The projection matrix is simpler that way. Though to be fair, you could have used any projection matrix with fixed-function OpenGL too. You could have put an inversion scale matrix along the Z axis into the GL_PROJECTION matrix if you really wanted to make “eyespace” point along +Z.
In my understanding eye-space coordinates are obtained by multiplying world-space coordinates by the modelview matrix. Clearly then eye-space coordinates depend only on the modelview matrix. The view-direction, expressed in world-space is thus present in the modelview matrix.
Actually they do have quite a lot to do with the view direction. Every matrix is a transformation from one specific space to another specific space. If you change what space you start from (by changing the space that the modelview matrix transforms into), you must also change the projection matrix in order to get the points into the correct clip-space.
So if you want to change the modelview space, you must also change the projection matrices.
I agree that the “standard” ways of computing various projection matrices assume -z view-direction
This doesn’t make sense to me. Z-buffering works equally well in left- and right-hand coordinate systems. In fact, the default pixel space depth range effectively maps [-near, -far] to [0, 1], a flip in direction.
Sure z-buffering will work regardless. I am just saying that the name will cease to make sense if you are looking down +y, for instance.
True, the builtin gl-functions for setting up the projection matrix assume -z viewing direction. As pointed out, it has always been possible to exactly specify the projection matrix using glLoadMatrix though.
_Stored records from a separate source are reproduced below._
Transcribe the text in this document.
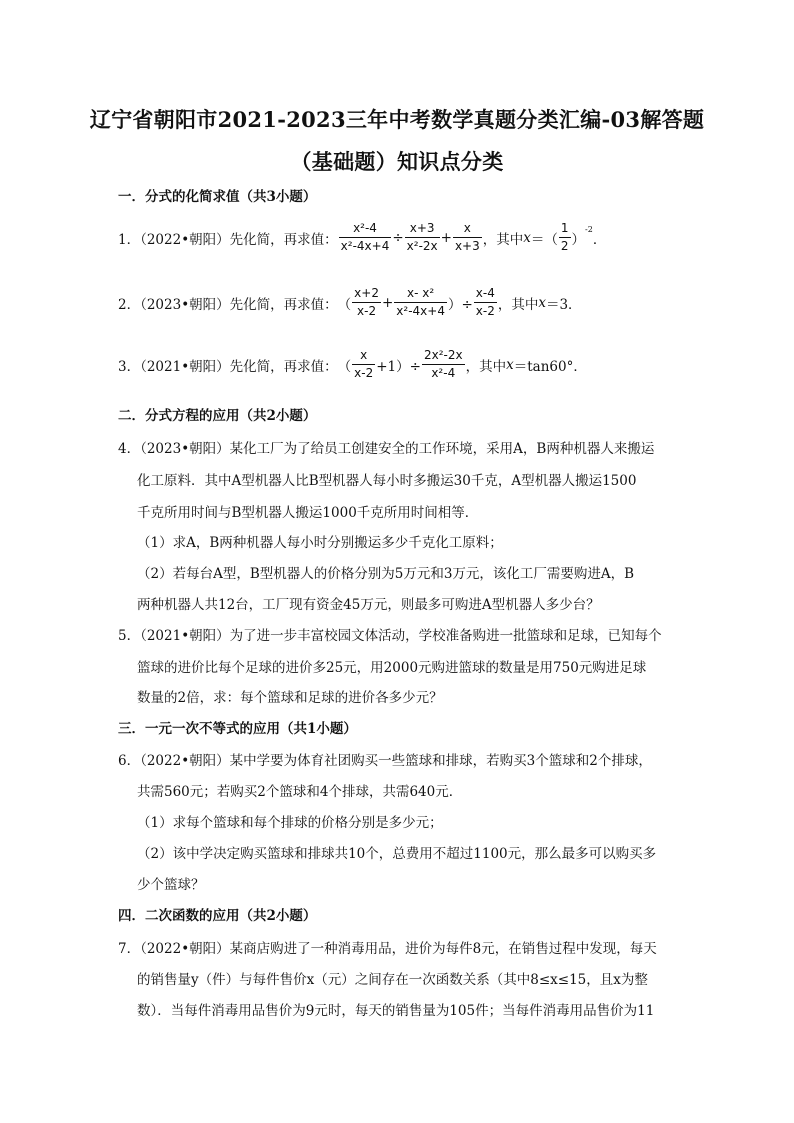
辽宁省朝阳市2021-2023三年中考数学真题分类汇编-03解答题
（基础题）知识点分类
一．分式的化简求值（共3小题）
1．（2022•朝阳）先化简，再求值： $\frac{\text{x²-4}}{\text{x²-4x+4}} \div \frac{x+3}{\text{x²-2x}} + \frac{x}{x+3}$ ，其中 x ＝（ $\frac{1}{2}$ ）
$^{-2}$
．
2．（2023•朝阳）先化简，再求值： （ $\frac{x+2}{x-2} + \frac{\text{x- x²}}{\text{x²-4x+4}}$ ）÷ $\frac{x-4}{x-2}$ ，其中 x ＝3．
3．（2021•朝阳）先化简，再求值： （ $\frac{x}{x-2} +1)\div \frac{\text{2x²-2x}}{\text{x²-4}}$ ，其中 x ＝tan60°．
二．分式方程的应用（共2小题）
4．（2023•朝阳）某化工厂为了给员工创建安全的工作环境，采用A，B两种机器人来搬运
化工原料．其中A型机器人比B型机器人每小时多搬运30千克，A型机器人搬运1500
千克所用时间与B型机器人搬运1000千克所用时间相等．
（1）求A，B两种机器人每小时分别搬运多少千克化工原料；
（2）若每台A型，B型机器人的价格分别为5万元和3万元，该化工厂需要购进A，B
两种机器人共12台，工厂现有资金45万元，则最多可购进A型机器人多少台？
5．（2021•朝阳）为了进一步丰富校园文体活动，学校准备购进一批篮球和足球，已知每个
篮球的进价比每个足球的进价多25元，用2000元购进篮球的数量是用750元购进足球
数量的2倍，求：每个篮球和足球的进价各多少元？
三．一元一次不等式的应用（共1小题）
6．（2022•朝阳）某中学要为体育社团购买一些篮球和排球，若购买3个篮球和2个排球，
共需560元；若购买2个篮球和4个排球，共需640元．
（1）求每个篮球和每个排球的价格分别是多少元；
（2）该中学决定购买篮球和排球共10个，总费用不超过1100元，那么最多可以购买多
少个篮球？
四．二次函数的应用（共2小题）
7．（2022•朝阳）某商店购进了一种消毒用品，进价为每件8元，在销售过程中发现，每天
的销售量y（件）与每件售价x（元）之间存在一次函数关系（其中8≤x≤15，且x为整
数）．当每件消毒用品售价为9元时，每天的销售量为105件；当每件消毒用品售价为11
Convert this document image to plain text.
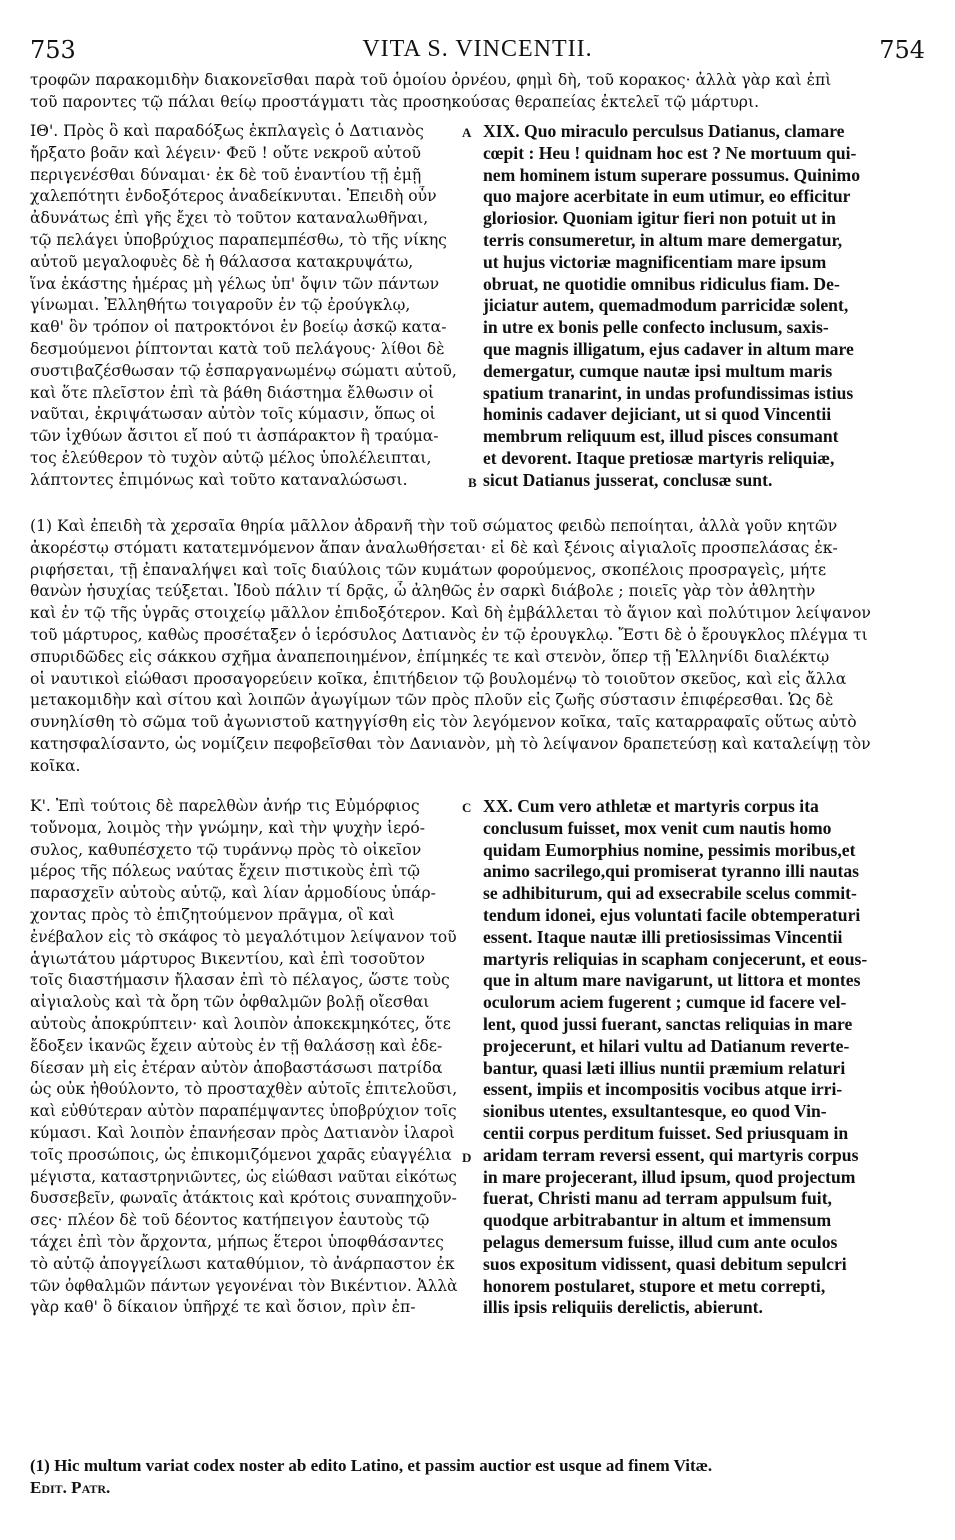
753	VITA S. VINCENTII.	754
τροφῶν παρακομιδὴν διακονεῖσθαι παρὰ τοῦ ὁμοίου ὀρνέου, φημὶ δὴ, τοῦ κορακος· ἀλλὰ γὰρ καὶ ἐπὶ
τοῦ παροντες τῷ πάλαι θείῳ προστάγματι τὰς προσηκούσας θεραπείας ἐκτελεῖ τῷ μάρτυρι.
ΙΘ'. Πρὸς ὃ καὶ παραδόξως ἐκπλαγεὶς ὁ Δατιανὸς
ἤρξατο βοᾶν καὶ λέγειν· Φεῦ ! οὔτε νεκροῦ αὐτοῦ
περιγενέσθαι δύναμαι· ἐκ δὲ τοῦ ἐναντίου τῇ ἐμῇ
χαλεπότητι ἐνδοξότερος ἀναδείκνυται. Ἐπειδὴ οὖν
ἀδυνάτως ἐπὶ γῆς ἔχει τὸ τοῦτον καταναλωθῆναι,
τῷ πελάγει ὑποβρύχιος παραπεμπέσθω, τὸ τῆς νίκης
αὐτοῦ μεγαλοφυὲς δὲ ἡ θάλασσα κατακρυψάτω,
ἵνα ἑκάστης ἡμέρας μὴ γέλως ὑπ' ὄψιν τῶν πάντων
γίνωμαι. Ἐλληθήτω τοιγαροῦν ἐν τῷ ἐρούγκλῳ,
καθ' ὃν τρόπον οἱ πατροκτόνοι ἐν βοείῳ ἀσκῷ κατα-
δεσμούμενοι ῥίπτονται κατὰ τοῦ πελάγους· λίθοι δὲ
συστιβαζέσθωσαν τῷ ἐσπαργανωμένῳ σώματι αὐτοῦ,
καὶ ὅτε πλεῖστον ἐπὶ τὰ βάθη διάστημα ἔλθωσιν οἱ
ναῦται, ἐκριψάτωσαν αὐτὸν τοῖς κύμασιν, ὅπως οἱ
τῶν ἰχθύων ἄσιτοι εἴ πού τι ἀσπάρακτον ἢ τραύμα-
τος ἐλεύθερον τὸ τυχὸν αὐτῷ μέλος ὑπολέλειπται,
λάπτοντες ἐπιμόνως καὶ τοῦτο καταναλώσωσι.
A
B
XIX. Quo miraculo perculsus Datianus, clamare
cœpit : Heu ! quidnam hoc est ? Ne mortuum qui-
nem hominem istum superare possumus. Quinimo
quo majore acerbitate in eum utimur, eo efficitur
gloriosior. Quoniam igitur fieri non potuit ut in
terris consumeretur, in altum mare demergatur,
ut hujus victoriæ magnificentiam mare ipsum
obruat, ne quotidie omnibus ridiculus fiam. De-
jiciatur autem, quemadmodum parricidæ solent,
in utre ex bonis pelle confecto inclusum, saxis-
que magnis illigatum, ejus cadaver in altum mare
demergatur, cumque nautæ ipsi multum maris
spatium tranarint, in undas profundissimas istius
hominis cadaver dejiciant, ut si quod Vincentii
membrum reliquum est, illud pisces consumant
et devorent. Itaque pretiosæ martyris reliquiæ,
sicut Datianus jusserat, conclusæ sunt.
(1) Καὶ ἐπειδὴ τὰ χερσαῖα θηρία μᾶλλον ἀδρανῆ τὴν τοῦ σώματος φειδὼ πεποίηται, ἀλλὰ γοῦν κητῶν
ἀκορέστῳ στόματι κατατεμνόμενον ἅπαν ἀναλωθήσεται· εἰ δὲ καὶ ξένοις αἰγιαλοῖς προσπελάσας ἐκ-
ριφήσεται, τῇ ἐπαναλήψει καὶ τοῖς διαύλοις τῶν κυμάτων φορούμενος, σκοπέλοις προσραγεὶς, μήτε
θανὼν ἡσυχίας τεύξεται. Ἰδοὺ πάλιν τί δρᾷς, ὦ ἀληθῶς ἐν σαρκὶ διάβολε ; ποιεῖς γὰρ τὸν ἀθλητὴν
καὶ ἐν τῷ τῆς ὑγρᾶς στοιχείῳ μᾶλλον ἐπιδοξότερον. Καὶ δὴ ἐμβάλλεται τὸ ἅγιον καὶ πολύτιμον λείψανον
τοῦ μάρτυρος, καθὼς προσέταξεν ὁ ἱερόσυλος Δατιανὸς ἐν τῷ ἐρουγκλῳ. Ἔστι δὲ ὁ ἔρουγκλος πλέγμα τι
σπυριδῶδες εἰς σάκκου σχῆμα ἀναπεποιημένον, ἐπίμηκές τε καὶ στενὸν, ὅπερ τῇ Ἑλληνίδι διαλέκτῳ
οἱ ναυτικοὶ εἰώθασι προσαγορεύειν κοῖκα, ἐπιτήδειον τῷ βουλομένῳ τὸ τοιοῦτον σκεῦος, καὶ εἰς ἄλλα
μετακομιδὴν καὶ σίτου καὶ λοιπῶν ἀγωγίμων τῶν πρὸς πλοῦν εἰς ζωῆς σύστασιν ἐπιφέρεσθαι. Ὡς δὲ
συνηλίσθη τὸ σῶμα τοῦ ἀγωνιστοῦ κατηγγίσθη εἰς τὸν λεγόμενον κοῖκα, ταῖς καταρραφαῖς οὕτως αὐτὸ
κατησφαλίσαντο, ὡς νομίζειν πεφοβεῖσθαι τὸν Δανιανὸν, μὴ τὸ λείψανον δραπετεύσῃ καὶ καταλείψῃ τὸν
κοῖκα.
Κ'. Ἐπὶ τούτοις δὲ παρελθὼν ἀνήρ τις Εὐμόρφιος
τοὔνομα, λοιμὸς τὴν γνώμην, καὶ τὴν ψυχὴν ἱερό-
συλος, καθυπέσχετο τῷ τυράννῳ πρὸς τὸ οἰκεῖον
μέρος τῆς πόλεως ναύτας ἔχειν πιστικοὺς ἐπὶ τῷ
παρασχεῖν αὐτοὺς αὐτῷ, καὶ λίαν ἁρμοδίους ὑπάρ-
χοντας πρὸς τὸ ἐπιζητούμενον πρᾶγμα, οἳ καὶ
ἐνέβαλον εἰς τὸ σκάφος τὸ μεγαλότιμον λείψανον τοῦ
ἁγιωτάτου μάρτυρος Βικεντίου, καὶ ἐπὶ τοσοῦτον
τοῖς διαστήμασιν ἤλασαν ἐπὶ τὸ πέλαγος, ὥστε τοὺς
αἰγιαλοὺς καὶ τὰ ὄρη τῶν ὀφθαλμῶν βολῇ οἴεσθαι
αὐτοὺς ἀποκρύπτειν· καὶ λοιπὸν ἀποκεκμηκότες, ὅτε
ἔδοξεν ἱκανῶς ἔχειν αὐτοὺς ἐν τῇ θαλάσσῃ καὶ ἐδε-
δίεσαν μὴ εἰς ἑτέραν αὐτὸν ἀποβαστάσωσι πατρίδα
ὡς οὐκ ἠθούλοντο, τὸ προσταχθὲν αὐτοῖς ἐπιτελοῦσι,
καὶ εὐθύτεραν αὐτὸν παραπέμψαντες ὑποβρύχιον τοῖς
κύμασι. Καὶ λοιπὸν ἐπανήεσαν πρὸς Δατιανὸν ἱλαροὶ
τοῖς προσώποις, ὡς ἐπικομιζόμενοι χαρᾶς εὐαγγέλια
μέγιστα, καταστρηνιῶντες, ὡς εἰώθασι ναῦται εἰκότως
δυσσεβεῖν, φωναῖς ἀτάκτοις καὶ κρότοις συναπηχοῦν-
σες· πλέον δὲ τοῦ δέοντος κατήπειγον ἑαυτοὺς τῷ
τάχει ἐπὶ τὸν ἄρχοντα, μήπως ἕτεροι ὑποφθάσαντες
τὸ αὐτῷ ἀπογγείλωσι καταθύμιον, τὸ ἀνάρπαστον ἐκ
τῶν ὀφθαλμῶν πάντων γεγονέναι τὸν Βικέντιον. Ἀλλὰ
γὰρ καθ' ὃ δίκαιον ὑπῆρχέ τε καὶ ὅσιον, πρὶν ἐπ-
C
D
XX. Cum vero athletæ et martyris corpus ita
conclusum fuisset, mox venit cum nautis homo
quidam Eumorphius nomine, pessimis moribus,et
animo sacrilego,qui promiserat tyranno illi nautas
se adhibiturum, qui ad exsecrabile scelus commit-
tendum idonei, ejus voluntati facile obtemperaturi
essent. Itaque nautæ illi pretiosissimas Vincentii
martyris reliquias in scapham conjecerunt, et eous-
que in altum mare navigarunt, ut littora et montes
oculorum aciem fugerent ; cumque id facere vel-
lent, quod jussi fuerant, sanctas reliquias in mare
projecerunt, et hilari vultu ad Datianum reverte-
bantur, quasi læti illius nuntii præmium relaturi
essent, impiis et incompositis vocibus atque irri-
sionibus utentes, exsultantesque, eo quod Vin-
centii corpus perditum fuisset. Sed priusquam in
aridam terram reversi essent, qui martyris corpus
in mare projecerant, illud ipsum, quod projectum
fuerat, Christi manu ad terram appulsum fuit,
quodque arbitrabantur in altum et immensum
pelagus demersum fuisse, illud cum ante oculos
suos expositum vidissent, quasi debitum sepulcri
honorem postularet, stupore et metu correpti,
illis ipsis reliquiis derelictis, abierunt.
(1) Hic multum variat codex noster ab edito Latino, et passim auctior est usque ad finem Vitæ.
Edit. Patr.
It must be simpler for perspective only. glOrtho would become simpler if switched to a positive z-axis view direction. We’d be able to ditch that -2 scale factor along z and put in a nice positive 2.
Um, the difference between a negative and a positive is not what I mean by “simpler”. I mean that it has fewer non-zero terms and fewer controls over the eventual results.
In my understanding eye-space coordinates are obtained by multiplying world-space coordinates by the modelview matrix. Clearly then eye-space coordinates depend only on the modelview matrix.
OpenGL defines what clip-space means, as well as the subsequent spaces. Therefore, OpenGL defines what is forward and backward in clip space. The projection matrix transforms into clip space from eyespace, so the projection matrix defines what is forward and backwards in eyespace.
If you change your modelview matrices to transform the world into an eyespace with an inverted Z axis, then your non-inverted projection matrices will make things in clip-space backwards. The rest of the pipeline will clip as though your camera was backwards, and what you in modelview and eyespace think is forward is actually backward.
I finally got around to composing a +Z-based perspective projection matrix, and I do not find it any more complicated than the historical -Z one. The only difference is that the signs in column 3 are flipped. For the orthographic projection, only one sign is flipped.
It’s just a convention. So long as everybody’s working off the same convention then code is portable and reusable between applications, that’s all.
I’m guessing that the reason for the historic choice was that OpenGL’s coord system was influenced by Cartesian coords with positive Y going up and positive X going right - you know, the kind of charts you used to do when graphing an equation back in school. Hence the “bottom left is the origin” thing too, which tends to catch people out the first time they lay a UI out on screen using OpenGL.
Endless arguments could be made about which is more correct, but IMO it’s not worth getting religious over.